The Agents as Tools pattern is a multi-agent architecture where individual agents make their capabilities available as callable tools. A central orchestrator coordinates these specialized agents to tackle complex, multi-step problems. Each worker agent contains domain-specific knowledge and skills, letting the orchestrator mix and match their capabilities to build complete solutions. This approach promotes modularity, scalability, and clear responsibility divisions across agents.

Characteristics of Agents as Tools:

Domain-specialized agents handle specific tasks or knowledge areas Orchestrator-managed workflows enable flexible combinations of worker agents Modular architecture supports scalable deployments across large systems Inter-agent communication allows efficient result sharing and coordination New worker agents can be integrated without disrupting existing functionality

Use Cases & Industries:

• Customer Support: Orchestrator agent coordinates multiple chatbot agents to handle FAQs, ticket routing, and escalation — e.g., in Helpdesk or Customer Relationship Management.
• Finance: Worker agents perform loan processing, fraud detection, and credit assessment in a coordinated workflow — e.g., in Banking or FinTech applications.
• Education: Adaptive learning agents collaborate with curriculum planning agents to provide personalized recommendations — e.g., in EdTech platforms for student learning paths.
• Healthcare & Life Sciences: Specialist agents provide diagnostics, treatment suggestions, and scheduling assistance under orchestrator supervision — e.g., in Hospitals or Telemedicine platforms.
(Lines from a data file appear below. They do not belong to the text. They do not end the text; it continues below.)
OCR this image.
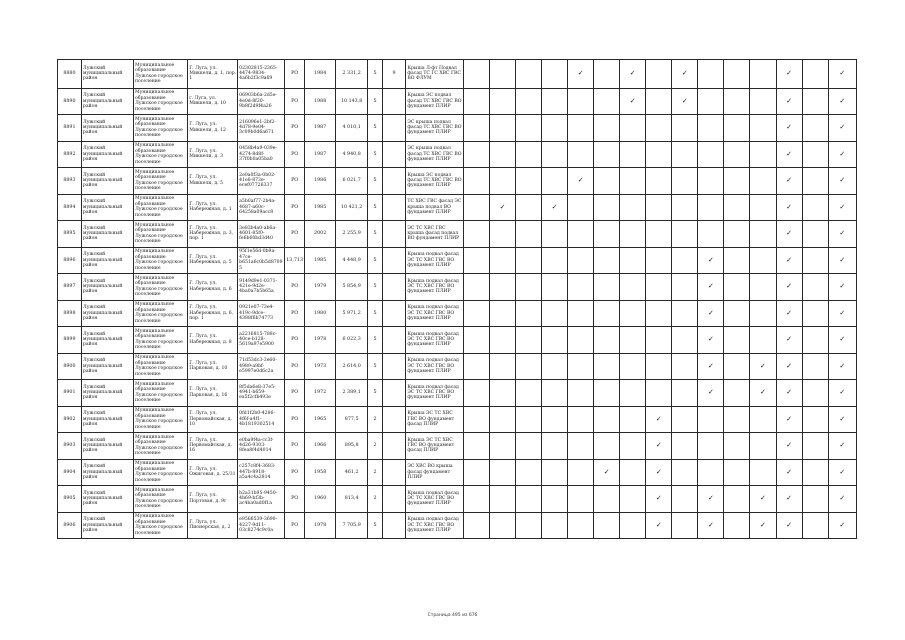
8880	Лужский муниципальный район	Муниципальное образование Лужское городское поселение	Г. Луга, ул. Миккели, д. 1, пор. 1	02302815-2365-4474-9834-4a6b2f3c9a69	РО	1984	2 331,2	5	9	Крыша Л-фт Подвал фасад ТС ГС ХВС ГВС ВО ФЛУМ					✓		✓		✓				✓		✓
8890	Лужский муниципальный район	Муниципальное образование Лужское городское поселение	г. Луга, ул. Миккели, д. 10	06903b6a-2d5e-4e0d-8f20-9b8f2d9f4a26	РО	1988	10 143,8	5		Крыша ЭС подвал фасад ТС ХВС ГВС ВО фундамент ПЛИР							✓		✓				✓		✓
8891	Лужский муниципальный район	Муниципальное образование Лужское городское поселение	Г. Луга, ул. Миккели, д. 12	216096e1-2bf2-4d78-9e04-3c09b0d6a671	РО	1987	4 010,1	5		ЭС крыша подвал фасад ТС ХВС ГВС ВО фундамент ПЛИР													✓		✓
8892	Лужский муниципальный район	Муниципальное образование Лужское городское поселение	Г. Луга, ул. Миккели, д. 3	0458b4a9-039e-4274-8d8f-37f0b0a05ba0	РО	1987	4 940,8	5		ЭС крыша подвал фасад ТС ХВС ГВС ВО фундамент ПЛИР													✓		✓
8893	Лужский муниципальный район	Муниципальное образование Лужское городское поселение	Г. Луга, ул. Миккели, д. 5	2e0a0f3a-0b02-41e8-873e-ecef07726337	РО	1986	6 021,7	5		Крыша ЭС подвал фасад ТС ХВС ГВС ВО фундамент ПЛИР					✓								✓		✓
8894	Лужский муниципальный район	Муниципальное образование Лужское городское поселение	Г. Луга, ул. Набережная, д. 1	a5b0af77-2b4a-4687-a60c-64258a09acc8	РО	1985	10 421,2	5		ТС ХВС ГВС фасад ЭС крыша подвал ВО фундамент ПЛИР		✓		✓									✓		✓
8895	Лужский муниципальный район	Муниципальное образование Лужское городское поселение	Г. Луга, ул. Набережная, д. 3, пор. 1	3e83b4a0-ab6a-4601-85f0-fe6b60bd3d40	РО	2002	2 255,9	5		ЭС ТС ХВС ГВС крыша фасад подвал ВО фундамент ПЛИР													✓		✓
8896	Лужский муниципальный район	Муниципальное образование Лужское городское поселение	Г. Луга, ул. Набережная, д. 5	95f1e56d-0b9a-47ce-b651a6c0b5d87095	13,713	1985	4 448,9	5		Крыша подвал фасад ЭС ТС ХВС ГВС ВО фундамент ПЛИР										✓			✓		✓
8897	Лужский муниципальный район	Муниципальное образование Лужское городское поселение	Г. Луга, ул. Набережная, д. 6	9149d9e1-0371-421e-9d2e-4ba0a7b5b65a	РО	1979	5 854,9	5		Крыша подвал фасад ЭС ТС ХВС ГВС ВО фундамент ПЛИР										✓			✓		✓
8898	Лужский муниципальный район	Муниципальное образование Лужское городское поселение	Г. Луга, ул. Набережная, д. 6, пор. 1	0921e07-73e4-419c-9dce-4388f6b74773	РО	1980	5 971,2	5		Крыша подвал фасад ЭС ТС ХВС ГВС ВО фундамент ПЛИР										✓			✓		✓
8899	Лужский муниципальный район	Муниципальное образование Лужское городское поселение	Г. Луга, ул. Набережная, д. 8	a2216815-788c-40ce-b128-5619a97e5900	РО	1978	6 022,3	5		Крыша подвал фасад ЭС ТС ХВС ГВС ВО фундамент ПЛИР										✓			✓		✓
8900	Лужский муниципальный район	Муниципальное образование Лужское городское поселение	Г. Луга, ул. Парковая, д. 10	71d53dc3-3e60-4989-a9bf-e5997e0d6c2a	РО	1973	2 614,0	5		Крыша подвал фасад ЭС ТС ХВС ГВС ВО фундамент ПЛИР										✓		✓	✓		✓
8901	Лужский муниципальный район	Муниципальное образование Лужское городское поселение	Г. Луга, ул. Парковая, д. 16	8f5da6e8-37e5-4941-b659-ea5f2cfb493e	РО	1972	2 389,1	5		Крыша подвал фасад ЭС ТС ХВС ГВС ВО фундамент ПЛИР										✓		✓	✓		✓
8902	Лужский муниципальный район	Муниципальное образование Лужское городское поселение	Г. Луга, ул. Первомайская, д. 10	0fd1f2b0-4286-4f6f-a4f1-4b1819302514	РО	1965	877,5	2		Крыша ЭС ТС ХВС ГВС ВО фундамент фасад ПЛИР								✓					✓		✓
8903	Лужский муниципальный район	Муниципальное образование Лужское городское поселение	Г. Луга, ул. Первомайская, д. 16	e0ba9f4a-cc3f-4d26-9303-8fea8f4d4014	РО	1966	895,8	2		Крыша ЭС ТС ХВС ГВС ВО фундамент фасад ПЛИР								✓					✓		✓
8904	Лужский муниципальный район	Муниципальное образование Лужское городское поселение	Г. Луга, ул. Ожиговая, д. 25/31	c257c8f4-3683-447b-8918-a5a4c4a2814	РО	1958	461,2	2		ЭС ХВС ВО крыша фасад фундамент ПЛИР						✓		✓					✓		✓
8905	Лужский муниципальный район	Муниципальное образование Лужское городское поселение	Г. Луга, ул. Портовая, д. 9г	b2a31b95-9450-4b69-bf3b-ac4ba0ad0f1a	РО	1960	813,4	2		Крыша подвал фасад ЭС ТС ХВС ГВС ВО фундамент ПЛИР								✓		✓		✓	✓		✓
8906	Лужский муниципальный район	Муниципальное образование Лужское городское поселение	Г. Луга, ул. Пионерская, д. 2	e9566539-3690-4227-9d11-03c8274c9c0a	РО	1978	7 705,9	5		Крыша подвал фасад ЭС ТС ХВС ГВС ВО фундамент ПЛИР								✓		✓		✓	✓		✓
Страница 495 из 676
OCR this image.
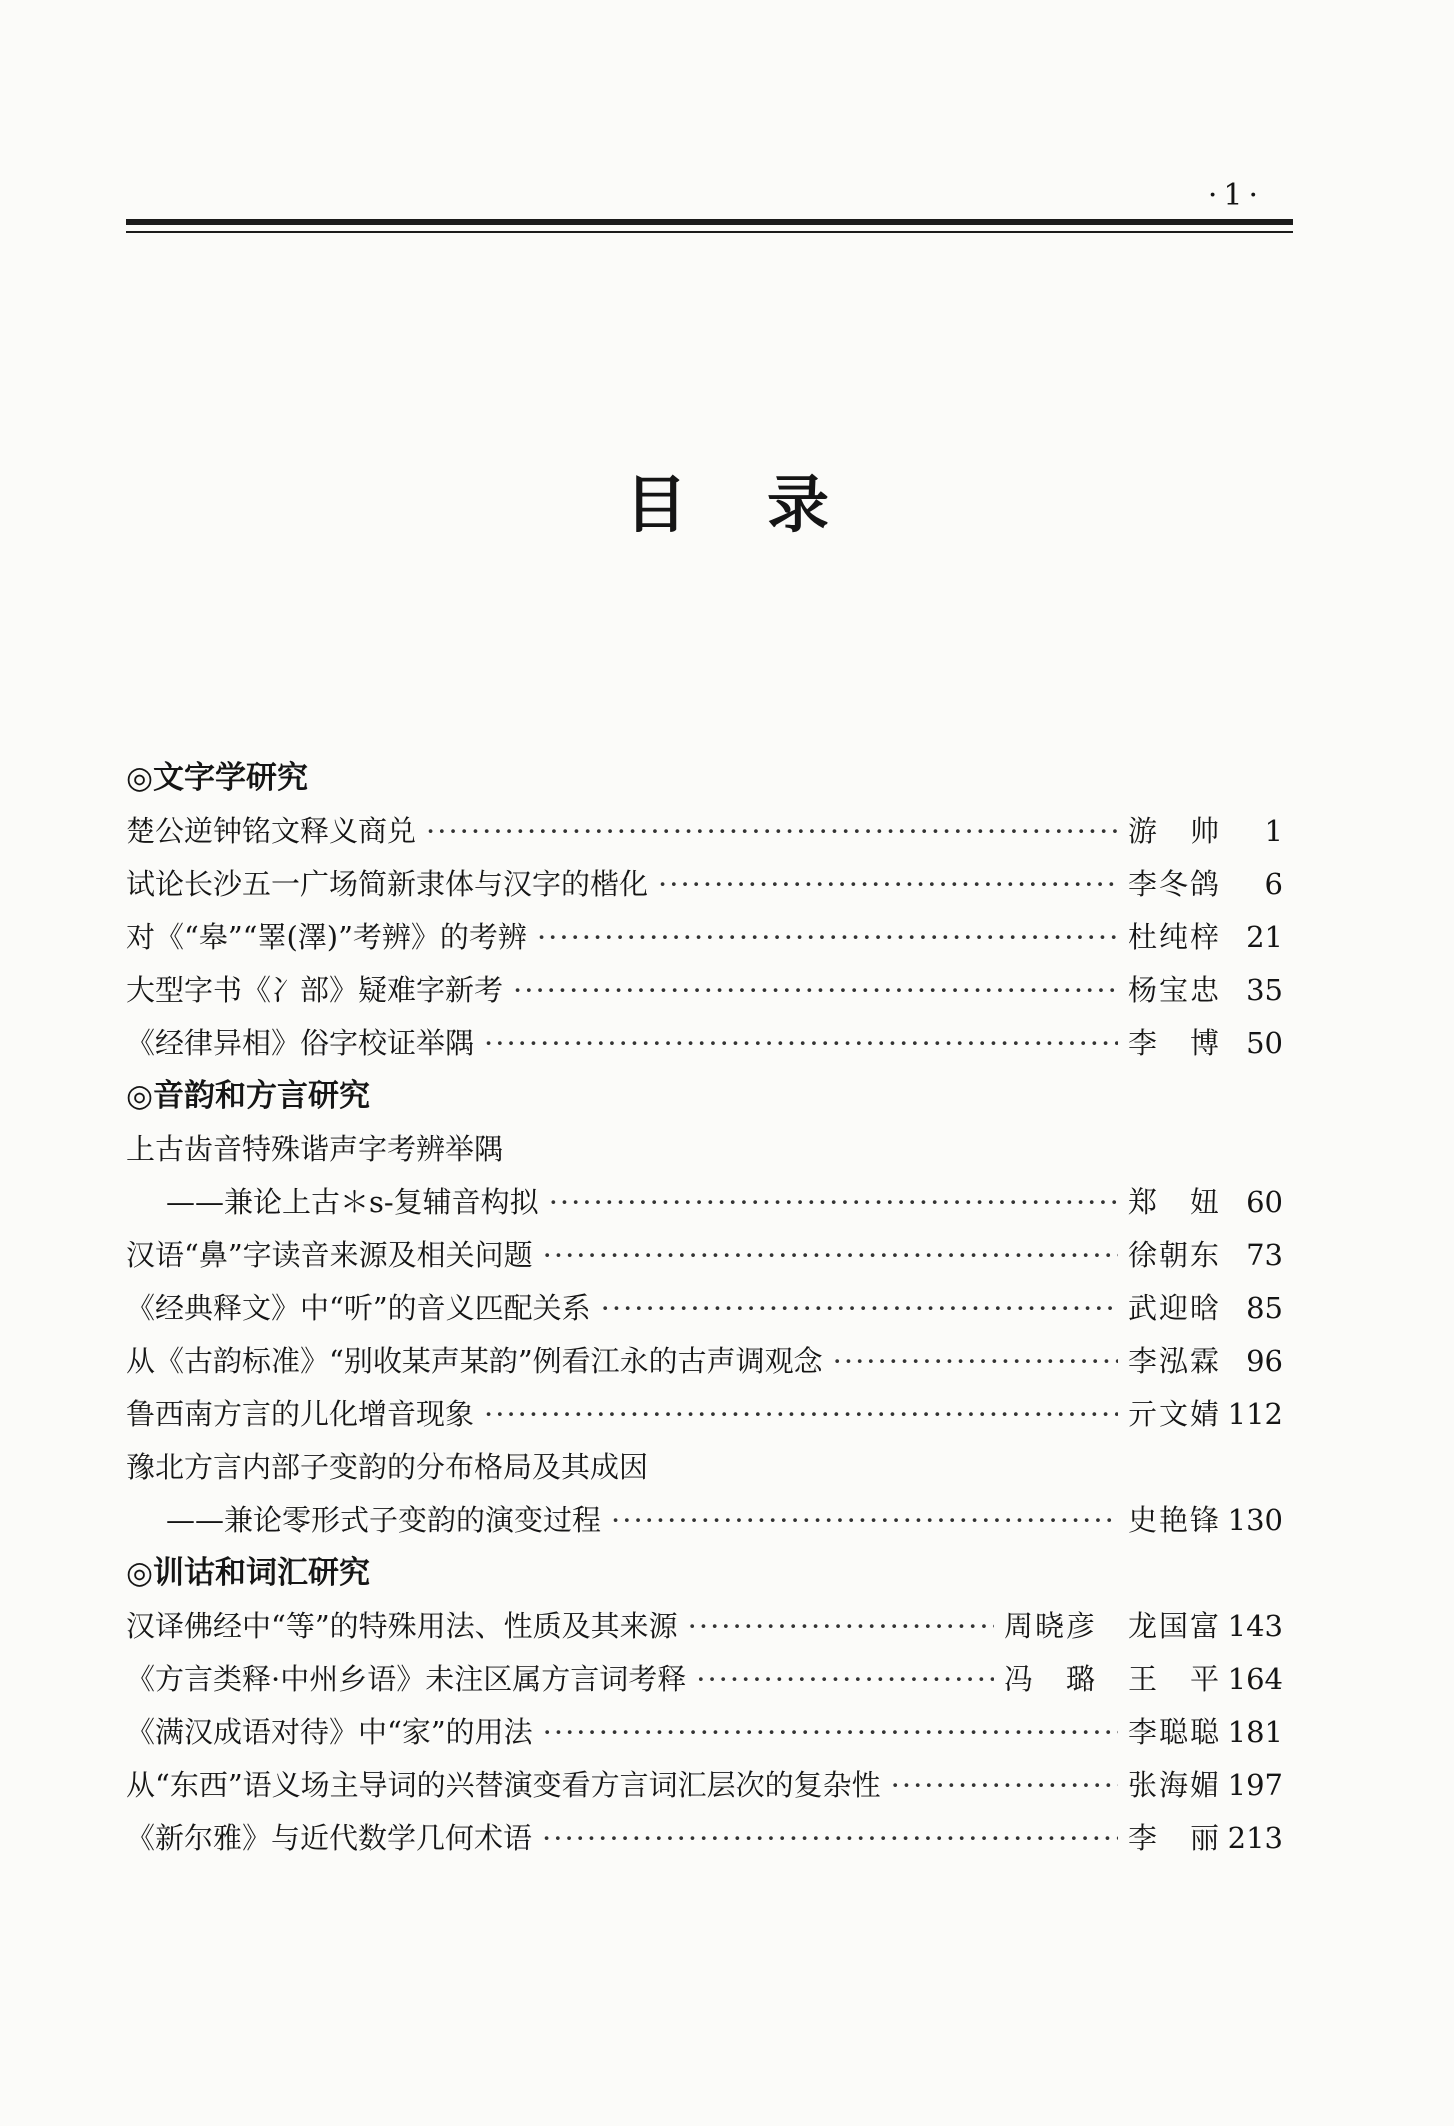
·1·
目录
◎文字学研究
楚公逆钟铭文释义商兑 ·····	游　帅	1
试论长沙五一广场简新隶体与汉字的楷化 ·····	李冬鸽	6
对《“皋”“睪(澤)”考辨》的考辨 ·····	杜纯梓 21
大型字书《冫部》疑难字新考 ·····	杨宝忠 35
《经律异相》俗字校证举隅 ·····	李　博 50
◎音韵和方言研究
上古齿音特殊谐声字考辨举隅
——兼论上古＊s-复辅音构拟 ·····	郑　妞 60
汉语“鼻”字读音来源及相关问题 ·····	徐朝东 73
《经典释文》中“听”的音义匹配关系 ·····	武迎晗 85
从《古韵标准》“别收某声某韵”例看江永的古声调观念 ·····	李泓霖 96
鲁西南方言的儿化增音现象 ·····	亓文婧 112
豫北方言内部子变韵的分布格局及其成因
——兼论零形式子变韵的演变过程 ·····	史艳锋 130
◎训诂和词汇研究
汉译佛经中“等”的特殊用法、性质及其来源 ·····	周晓彦　龙国富 143
《方言类释·中州乡语》未注区属方言词考释 ·····	冯　璐　王　平 164
《满汉成语对待》中“家”的用法 ·····	李聪聪 181
从“东西”语义场主导词的兴替演变看方言词汇层次的复杂性 ·····	张海媚 197
《新尔雅》与近代数学几何术语 ·····	李　丽 213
When to Use / When Not to Use:

• Use when: Tasks require multiple specialized agents working together, or when workflows are complex enough to benefit from modular architecture.
• Avoid when: The application is straightforward or single-domain, where one capable agent can handle all tasks effectively.

Code Example:

• This example shows how to use Strands agents as tools in an HR management workflow. Multiple specialized worker agents, each decorated as tools, handle employee data, leave management, performance reviews, and recruitment tasks. A central orchestrator coordinates these workers to respond to complex HR queries. The example also integrates predefined Strands tools like retrieve and http_request to access company knowledge bases and external data sources.

"""Example of agents as tools usage for HR Management."""

import os

from dotenv import load_dotenv
from strands import Agent, tool
from strands.models import BedrockModel
from strands_tools import http_request, retrieve

# Define knowledge base
load_dotenv()
os.environ["KNOWLEDGE_BASE_ID"] = os.getenv("STRANDS_KNOWLEDGE_BASE_ID")
os.environ["AWS_REGION"] = os.getenv("STRANDS_KNOWLEDGE_BASE_REGION")

# Define prompts
EMPLOYEE_DATA_PROMPT = """
You are an Employee Data Specialist. You have access to employee records and company knowledge base.
Use the retrieve tool to search for relevant information from company documents, org charts,
job descriptions, and employee databases.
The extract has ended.